Socio-economic factors
Media exposure
The most effective way to enhance healthcare-seeking behavior in the community is through media exposure31. Exposure to the media is essential for disseminating information regarding childhood vaccines and encouraging modifications in behavior concerning these practices. Research findings indicate that mothers who do not have access to information are more likely to give their children an incomplete vaccine23,25.
Wealth index
Poverty in the home has an impact on childhood immunization. Children from impoverished households are more likely to have received insufficient vaccinations29. The children suffer from two types of deprivation as a result of their financial situation: they are deprived of nourishing food that could naturally strengthen their immune system, and they are also deprived of full immunization, which could protect them against diseases that can be prevented by vaccination24,]27.
Reproductive history factors
Place of delivery
An Ethiopian study found a correlation between children’s full immunization status and the use of maternal health care services, including ANC and institutional delivery34. According to the systematic review and meta-analysis, women who gave birth at home were nearly 3 times more likely to have incompletely immunized children than women who delivered at health facilities28.
Antenatal care (ANC) follow-up and postnatal care (PNC) visits
Full childhood immunization rates were higher in mothers who utilized maternal health care services (ANC and PNC visits) than in mothers who did not27. Attending prenatal care increases the likelihood that women will obtain sufficient knowledge of routine infant immunization24. Pregnancy-related treatments also set up a woman for a positive likelihood of using healthcare services for herself and her offspring. In Ethiopia, research found that children whose mothers had received the Tetanus Toxoid (TT) vaccination and followed ANC during their most recent pregnancy were more likely to have had all of the necessary vaccinations35.
Birth order
The other aspect that determined the child’s incomplete immunization status was their birth order24. As birth order increased, the chance of completing a child’s vaccinations decreased23. There was a significant correlation between incomplete immunization and being the second or later-born child in the family25.
Child size at birth
The size of the child at birth is thought to be a factor in incomplete immunization because mothers of average-sized children are more likely than mothers of large-sized children to visit child health care services, such as immunization programs, to keep their child healthy24,33.
Preceding birth interval
The likelihood of a mother fully immunizing her child was lower in those who gave birth before 24 months of the previous delivery than in those who gave birth at 24 months or later10. Given that shorter childbearing intervals have been associated with more severe financial, emotional, and psychological impacts, mothers may decide not to use children’s immunization programs36. As of right now, studies have been distinguished by the prediction of immunization in children under the age of five, and related to current machine learning approaches, to be reviewed as listed below.

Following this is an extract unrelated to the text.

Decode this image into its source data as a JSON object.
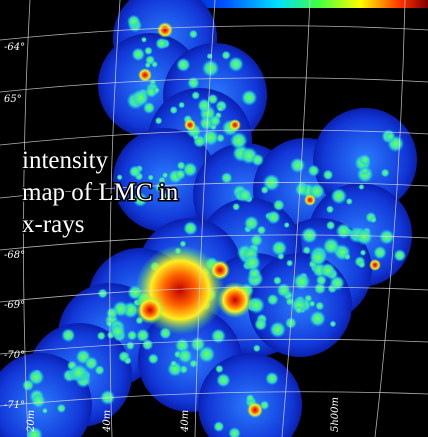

In the study37, have predicted childhood vaccination among children aged 12–23 months in Ethiopia with 95.53% accuracy by applying machine learning models using RF, AdaBoost, KNN, SVM, DT, PART, J48 classifier, and Multilayer perception. So, the researchers conducted childhood vaccination among children only aged 12–23 months based on the predictors. Furthermore, Important variables selected based on a best-performance PART model were used to predict childhood vaccination with better generalization and high accuracy.
In the study38, proposed a Routine Immunization Program for children at high risk using predictive analytics like Recursive partitioning, SVM, RF, and C-forest models, with an accuracy result of 78.9% achieved Recursive partitioning model. For instance, the researchers were allowed to identify high-risk children corresponding to the default from a Routine Immunization Program. To alleviate the risk factors of children through immunization, as a result, the researchers were not allocated the ensemble learning algorithms.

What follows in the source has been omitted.